A Story of Killing Seas, False Lights and Plundered Ships
A fine wreck has always represented sport, pleasure, treasure, and in many cases, the difference between living well and just getting by. The Cornish were supposedly so ferocious that notices of shipwrecks were given out during morning service by the minister, whilst the congregation concocted elaborate theological justifications for drowning the survivors. Treeless islanders relied on the harvest of storms to furnish themselves with rafters, boat hulls, fence-posts and floors. In other places, false lights were set up with grisly ingenuity along the coast to lure boats into destruction. With romance, insight and dry wit, Bella Bathurst traces the history of wrecking, looting and salvaging in the British Isles since the eighteenth century and leading up to the present day.

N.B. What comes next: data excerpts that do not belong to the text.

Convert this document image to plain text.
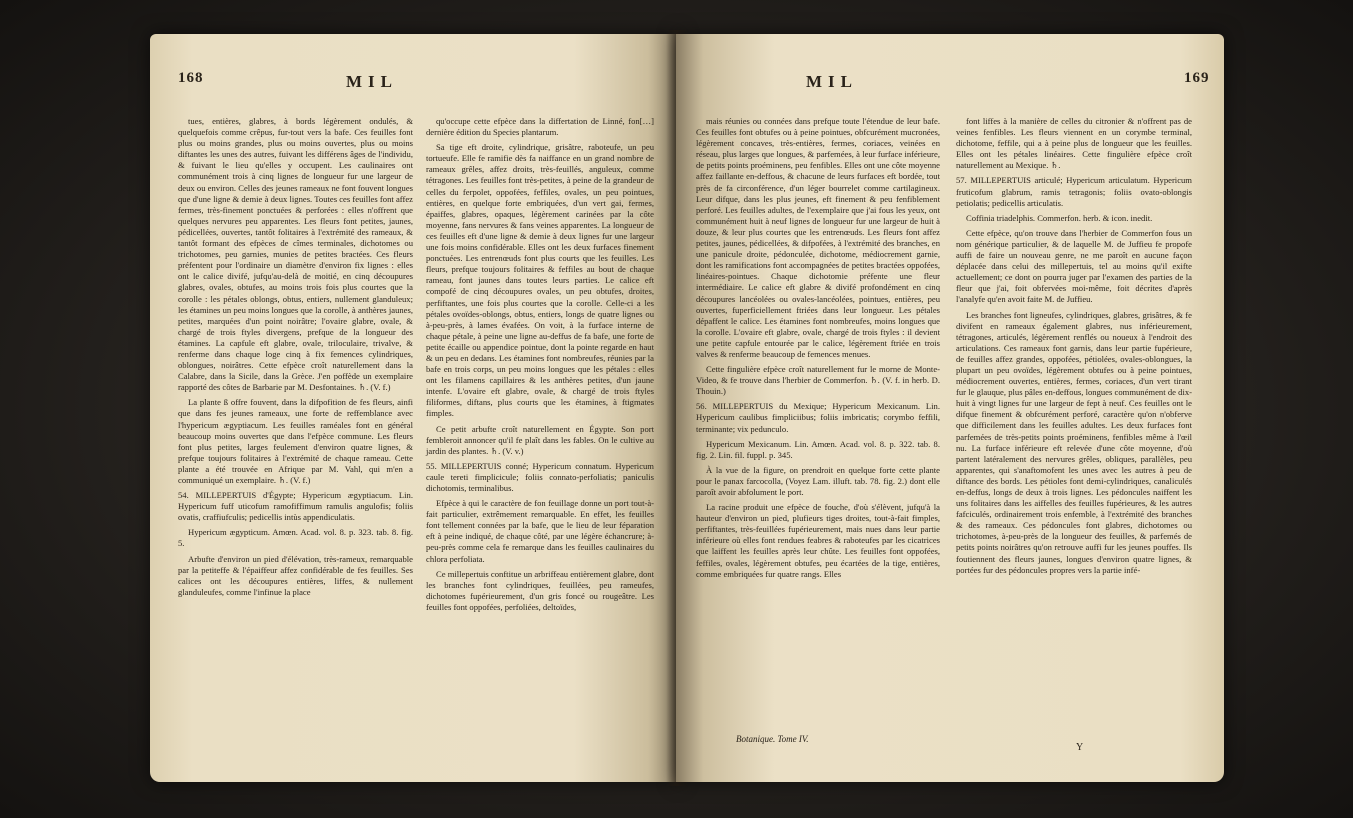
168	MIL

tues, entières, glabres, à bords légèrement ondulés, & quelquefois comme crêpus, fur-tout vers la bafe. Ces feuilles font plus ou moins grandes, plus ou moins ouvertes, plus ou moins diftantes les unes des autres, fuivant les différens âges de l'individu, & fuivant le lieu qu'elles y occupent. Les caulinaires ont communément trois à cinq lignes de longueur fur une largeur de deux ou environ. Celles des jeunes rameaux ne font fouvent longues que d'une ligne & demie à deux lignes. Toutes ces feuilles font affez fermes, très-finement ponctuées & perforées : elles n'offrent que quelques nervures peu apparentes. Les fleurs font petites, jaunes, pédicellées, ouvertes, tantôt folitaires à l'extrémité des rameaux, & tantôt formant des efpèces de cîmes terminales, dichotomes ou trichotomes, peu garnies, munies de petites bractées. Ces fleurs préfentent pour l'ordinaire un diamètre d'environ fix lignes : elles ont le calice divifé, jufqu'au-delà de moitié, en cinq découpures glabres, ovales, obtufes, au moins trois fois plus courtes que la corolle : les pétales oblongs, obtus, entiers, nullement glanduleux; les étamines un peu moins longues que la corolle, à anthères jaunes, petites, marquées d'un point noirâtre; l'ovaire glabre, ovale, & chargé de trois ftyles divergens, prefque de la longueur des étamines. La capfule eft glabre, ovale, triloculaire, trivalve, & renferme dans chaque loge cinq à fix femences cylindriques, oblongues, noirâtres. Cette efpèce croît naturellement dans la Calabre, dans la Sicile, dans la Grèce. J'en poffède un exemplaire rapporté des côtes de Barbarie par M. Desfontaines. ♄. (V. f.)

La plante ß offre fouvent, dans la difpofition de fes fleurs, ainfi que dans fes jeunes rameaux, une forte de reffemblance avec l'hypericum ægyptiacum. Les feuilles raméales font en général beaucoup moins ouvertes que dans l'efpèce commune. Les fleurs font plus petites, larges feulement d'environ quatre lignes, & prefque toujours folitaires à l'extrémité de chaque rameau. Cette plante a été trouvée en Afrique par M. Vahl, qui m'en a communiqué un exemplaire. ♄. (V. f.)

54. MILLEPERTUIS d'Égypte; Hypericum ægyptiacum. Lin. Hypericum fuff uticofum ramofiffimum ramulis angulofis; foliis ovatis, craffiufculis; pedicellis intùs appendiculatis.

Hypericum ægypticum. Amœn. Acad. vol. 8. p. 323. tab. 8. fig. 5.

Arbufte d'environ un pied d'élévation, très-rameux, remarquable par la petiteffe & l'épaiffeur affez confidérable de fes feuilles. Ses calices ont les découpures entières, liffes, & nullement glanduleufes, comme l'infinue la place

qu'occupe cette efpèce dans la differtation de Linné, fon[…] dernière édition du Species plantarum.

Sa tige eft droite, cylindrique, grisâtre, raboteufe, un peu tortueufe. Elle fe ramifie dès fa naiffance en un grand nombre de rameaux grêles, affez droits, très-feuillés, anguleux, comme tétragones. Les feuilles font très-petites, à peine de la grandeur de celles du ferpolet, oppofées, feffiles, ovales, un peu pointues, entières, en quelque forte embriquées, d'un vert gai, fermes, épaiffes, glabres, opaques, légèrement carinées par la côte moyenne, fans nervures & fans veines apparentes. La longueur de ces feuilles eft d'une ligne & demie à deux lignes fur une largeur une fois moins confidérable. Elles ont les deux furfaces finement ponctuées. Les entrenœuds font plus courts que les feuilles. Les fleurs, prefque toujours folitaires & feffiles au bout de chaque rameau, font jaunes dans toutes leurs parties. Le calice eft compofé de cinq découpures ovales, un peu obtufes, droites, perfiftantes, une fois plus courtes que la corolle. Celle-ci a les pétales ovoïdes-oblongs, obtus, entiers, longs de quatre lignes ou à-peu-près, à lames évafées. On voit, à la furface interne de chaque pétale, à peine une ligne au-deffus de fa bafe, une forte de petite écaille ou appendice pointue, dont la pointe regarde en haut & un peu en dedans. Les étamines font nombreufes, réunies par la bafe en trois corps, un peu moins longues que les pétales : elles ont les filamens capillaires & les anthères petites, d'un jaune intenfe. L'ovaire eft glabre, ovale, & chargé de trois ftyles filiformes, diftans, plus courts que les étamines, à ftigmates fimples.

Ce petit arbufte croît naturellement en Égypte. Son port fembleroit annoncer qu'il fe plaît dans les fables. On le cultive au jardin des plantes. ♄. (V. v.)

55. MILLEPERTUIS conné; Hypericum connatum. Hypericum caule tereti fimplicicule; foliis connato-perfoliatis; paniculis dichotomis, terminalibus.

Efpèce à qui le caractère de fon feuillage donne un port tout-à-fait particulier, extrêmement remarquable. En effet, les feuilles font tellement connées par la bafe, que le lieu de leur féparation eft à peine indiqué, de chaque côté, par une légère échancrure; à-peu-près comme cela fe remarque dans les feuilles caulinaires du chlora perfoliata.

Ce millepertuis conftitue un arbriffeau entièrement glabre, dont les branches font cylindriques, feuillées, peu rameufes, dichotomes fupérieurement, d'un gris foncé ou rougeâtre. Les feuilles font oppofées, perfoliées, deltoïdes,

MIL	169

mais réunies ou connées dans prefque toute l'étendue de leur bafe. Ces feuilles font obtufes ou à peine pointues, obfcurément mucronées, légèrement concaves, très-entières, fermes, coriaces, veinées en réseau, plus larges que longues, & parfemées, à leur furface inférieure, de petits points proéminens, peu fenfibles. Elles ont une côte moyenne affez faillante en-deffous, & chacune de leurs furfaces eft bordée, tout près de fa circonférence, d'un léger bourrelet comme cartilagineux. Leur difque, dans les plus jeunes, eft finement & peu fenfiblement perforé. Les feuilles adultes, de l'exemplaire que j'ai fous les yeux, ont communément huit à neuf lignes de longueur fur une largeur de huit à douze, & leur plus courtes que les entrenœuds. Les fleurs font affez petites, jaunes, pédicellées, & difpofées, à l'extrémité des branches, en une panicule droite, pédonculée, dichotome, médiocrement garnie, dont les ramifications font accompagnées de petites bractées oppofées, linéaires-pointues. Chaque dichotomie préfente une fleur intermédiaire. Le calice eft glabre & divifé profondément en cinq découpures lancéolées ou ovales-lancéolées, pointues, entières, peu ouvertes, fuperficiellement ftriées dans leur longueur. Les pétales dépaffent le calice. Les étamines font nombreufes, moins longues que la corolle. L'ovaire eft glabre, ovale, chargé de trois ftyles : il devient une petite capfule entourée par le calice, légèrement ftriée en trois valves & renferme beaucoup de femences menues.

Cette fingulière efpèce croît naturellement fur le morne de Monte-Video, & fe trouve dans l'herbier de Commerfon. ♄. (V. f. in herb. D. Thouin.)

56. MILLEPERTUIS du Mexique; Hypericum Mexicanum. Lin. Hypericum caulibus fimpliciibus; foliis imbricatis; corymbo feffili, terminante; vix pedunculo.

Hypericum Mexicanum. Lin. Amœn. Acad. vol. 8. p. 322. tab. 8. fig. 2. Lin. fil. fuppl. p. 345.

À la vue de la figure, on prendroit en quelque forte cette plante pour le panax farcocolla, (Voyez Lam. illuft. tab. 78. fig. 2.) dont elle paroît avoir abfolument le port.

La racine produit une efpèce de fouche, d'où s'élèvent, jufqu'à la hauteur d'environ un pied, plufieurs tiges droites, tout-à-fait fimples, perfiftantes, très-feuillées fupérieurement, mais nues dans leur partie inférieure où elles font rendues feabres & raboteufes par les cicatrices que laiffent les feuilles après leur chûte. Les feuilles font oppofées, feffiles, ovales, légèrement obtufes, peu écartées de la tige, entières, comme embriquées fur quatre rangs. Elles

font liffes à la manière de celles du citronier & n'offrent pas de veines fenfibles. Les fleurs viennent en un corymbe terminal, dichotome, feffile, qui a à peine plus de longueur que les feuilles. Elles ont les pétales linéaires. Cette fingulière efpèce croît naturellement au Mexique. ♄.

57. MILLEPERTUIS articulé; Hypericum articulatum. Hypericum fruticofum glabrum, ramis tetragonis; foliis ovato-oblongis petiolatis; pedicellis articulatis.

Coffinia triadelphis. Commerfon. herb. & icon. inedit.

Cette efpèce, qu'on trouve dans l'herbier de Commerfon fous un nom générique particulier, & de laquelle M. de Juffieu fe propofe auffi de faire un nouveau genre, ne me paroît en aucune façon déplacée dans celui des millepertuis, tel au moins qu'il exifte actuellement; ce dont on pourra juger par l'examen des parties de la fleur que j'ai, foit obfervées moi-même, foit décrites d'après l'analyfe qu'en avoit faite M. de Juffieu.

Les branches font ligneufes, cylindriques, glabres, grisâtres, & fe divifent en rameaux également glabres, nus inférieurement, tétragones, articulés, légèrement renflés ou noueux à l'endroit des articulations. Ces rameaux font garnis, dans leur partie fupérieure, de feuilles affez grandes, oppofées, pétiolées, ovales-oblongues, la plupart un peu ovoïdes, légèrement obtufes ou à peine pointues, médiocrement ouvertes, entières, fermes, coriaces, d'un vert tirant fur le glauque, plus pâles en-deffous, longues communément de dix-huit à vingt lignes fur une largeur de fept à neuf. Ces feuilles ont le difque finement & obfcurément perforé, caractère qu'on n'obferve que difficilement dans les feuilles adultes. Les deux furfaces font parfemées de très-petits points proéminens, fenfibles même à l'œil nu. La furface inférieure eft relevée d'une côte moyenne, d'où partent latéralement des nervures grêles, obliques, parallèles, peu apparentes, qui s'anaftomofent les unes avec les autres à peu de diftance des bords. Les pétioles font demi-cylindriques, canaliculés en-deffus, longs de deux à trois lignes. Les pédoncules naiffent les uns folitaires dans les aiffelles des feuilles fupérieures, & les autres fafciculés, ordinairement trois enfemble, à l'extrémité des branches & des rameaux. Ces pédoncules font glabres, dichotomes ou trichotomes, à-peu-près de la longueur des feuilles, & parfemés de petits points noirâtres qu'on retrouve auffi fur les jeunes pouffes. Ils foutiennent des fleurs jaunes, longues d'environ quatre lignes, & portées fur des pédoncules propres vers la partie infé-

Botanique. Tome IV.
Y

'For a fully laden general cargo to run to ground in an accessible position is more or less like having Selfridges crash-land in your back garden,' she writes, 'a Selfridges with the prices removed.'
Far from being a black-and-white crime, wrecking is often seen as opaque by its practitioners - the divisions between theft and recovery are small. No successful legal prosecution has ever been brought; the RNLI was founded by wreckers - even today lifeboat crews maintain the right to claim salvage. In settings ranging from the eerily perambulatory Goodwin Sands to the wreck-strewn waters off the coast of Durham, these murky tales of resourcefulness and quick-witted opportunism open a beguiling vista of life at the rough edges of our land and legality.
First published 2005.
'[Bathurst] is wry, perceptive, laconic, occasionally downright funny and uncannily skilled at recreating atmosphere...a pleasure to read' Daily Telegraph 'Entertaining and gossipy...Bathurst pens vivid accounts of hazardous stretches of our coastline and the depredations of the inhabitants' Sunday Telegraph 'A luminious tale of shifting sands and treacherous seas' The Guardian 'The beauty of this finely judged book is that, for all her detailed research and assiduous journalism, Bathurst never forgets that the whole attraction of 'wrecking' is its mystery ! This is a marvellous follow-up to her first book THE LIGHTHOUSE STEVENSONS, rich in the lore of the sea, but steeped in the everyday experience of the people she meets' Observer 'She has a dazzling gift for descriptive writing. Her accounts of a trip out to the macabre, ghost-haunted and ship-killing Western Rocks in Scilly ... are supremely enjoyable passages of writing with a sense of reality, courage and precision one can only applaud' Independent 'Bathurst has followed her excellent THE LIGHTHOUSE STEVENSONS with an equally successful trawl of the related story of wreckers ! A brilliant evocation of the sea. She has a very sharp turn of phrase and an arresting ability to conjure up the coastline's many moods ! Bathurst provides a compelling reminder of the sea's ageless power and how much our island and its people have been moulded into shape by it' Sunday Times
Bella Bathurst is a freelance journalist whose portfolio includes work for the Observer, Telegraph, Sunday Telegraph, Independent on Sunday, Guardian, Scotsman and Scotland on Sunday. Her first book, The Lighthouse Stevensons: The Extraordinary Story of the Building of the Scottish Lighthouses by the Ancestors of Robert Louis Stevenson, was widely acclaimed. She published her first novel in 2003.